For many years, the public impression of how email deliverability works has been shrouded in mystery. Most seem to assume that email service providers hire deliverability experts because they know some sort of ISP black magic — or even better, that they have a direct ‘Bat-Phone’ to call ISP postmasters whenever a problem arises. While ISP relations are still critical to ensuring high delivery rates, the days of relying solely on ISP phone calls or emails to fix delivery problems are a thing of the past.
It’s important to note these key issues about ISP postmasters:
- They all work in a corporate cost center. During these tough economic times, many of them have had to cut back on resources, such as AOL’s postmaster group, whose team was severely downsized recently. As a result, these individuals have more work to do and less time to work with senders.
- ISP filters have become much more sophisticated and no longer need (or sometimes offer) manual intervention. Unless there’s truly a glitch in their system, most postmasters today will require senders to look at their own data before trying to manually intervene.

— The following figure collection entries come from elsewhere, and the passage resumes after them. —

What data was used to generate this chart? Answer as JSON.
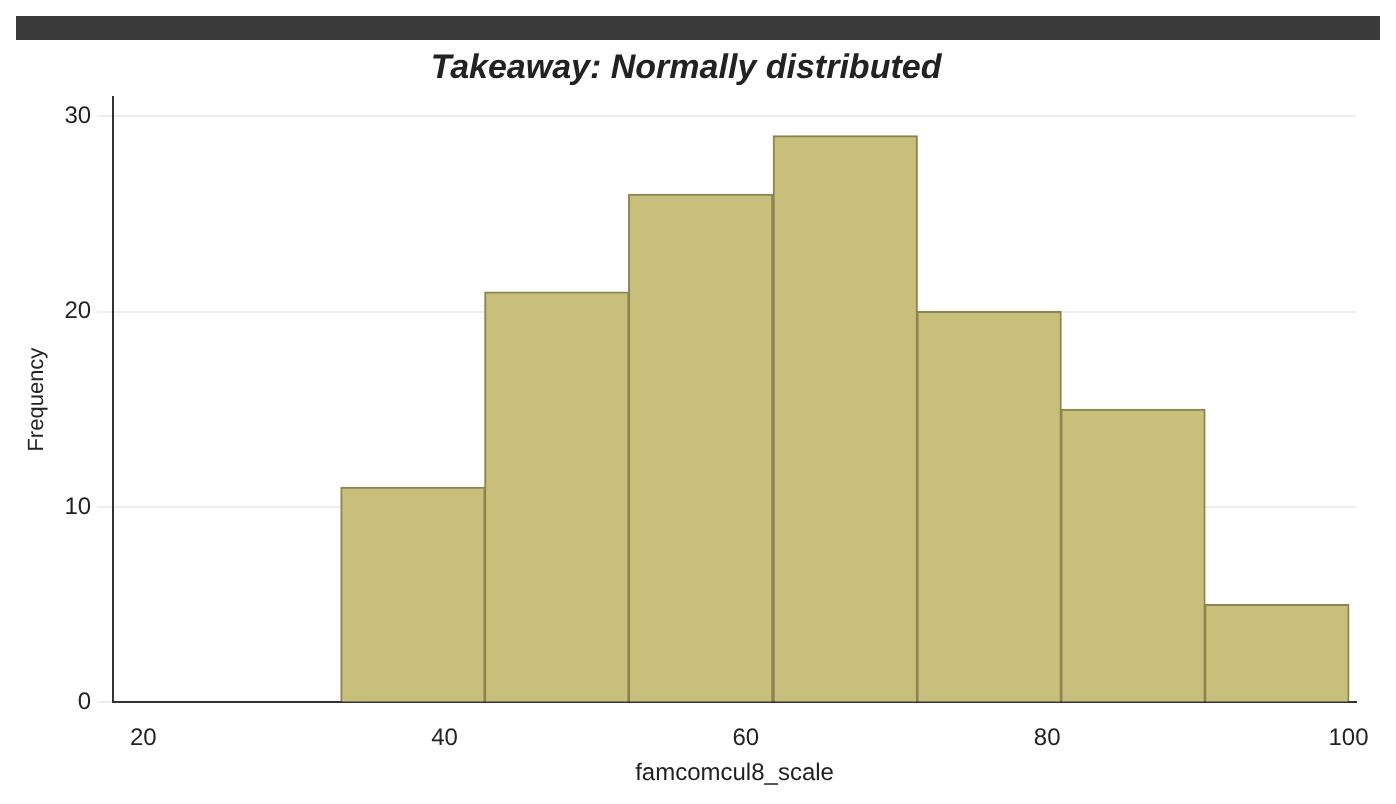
{
  "chart_data": {
    "type": "histogram",
    "title": "Takeaway: Normally distributed",
    "xlabel": "famcomcul8_scale",
    "ylabel": "Frequency",
    "bins": [
      33.1,
      42.7,
      52.2,
      61.8,
      71.4,
      80.9,
      90.5,
      100
    ],
    "values": [
      11,
      21,
      26,
      29,
      20,
      15,
      5
    ],
    "color": "#c9bf7c",
    "xlim": [
      18,
      100.5
    ],
    "xticks": [
      20,
      40,
      60,
      80,
      100
    ],
    "ylim": [
      0,
      31
    ],
    "yticks": [
      0,
      10,
      20,
      30
    ],
    "grid": "y",
    "legend": false
  }
}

In some cases, the postmaster does not have a manual override mechanism if the delivery problem is tied to the sender’s reputation.
- A postmaster’s typical response to a sender escalation is to look at whether users who receive the email in the spam/junk folder press the ‘not spam’ or ‘not junk’ button. This is a complicated situation because it’s rare that recipients actually read what’s in their spam/junk folder and feel strongly enough to take a remediation step on behalf of a commercial email sender. In other words, the sender must really be providing value to get that ‘not spam’ click.
I wish it were easy to pick up a phone or ‘just do lunch’ to get delivery problems fixed. Yet, as a former lobbyist whose previous trade also gets routinely confused by the media, I know that real changes aren’t made by phone calls or direct contacts, but by having objective research and constituent support.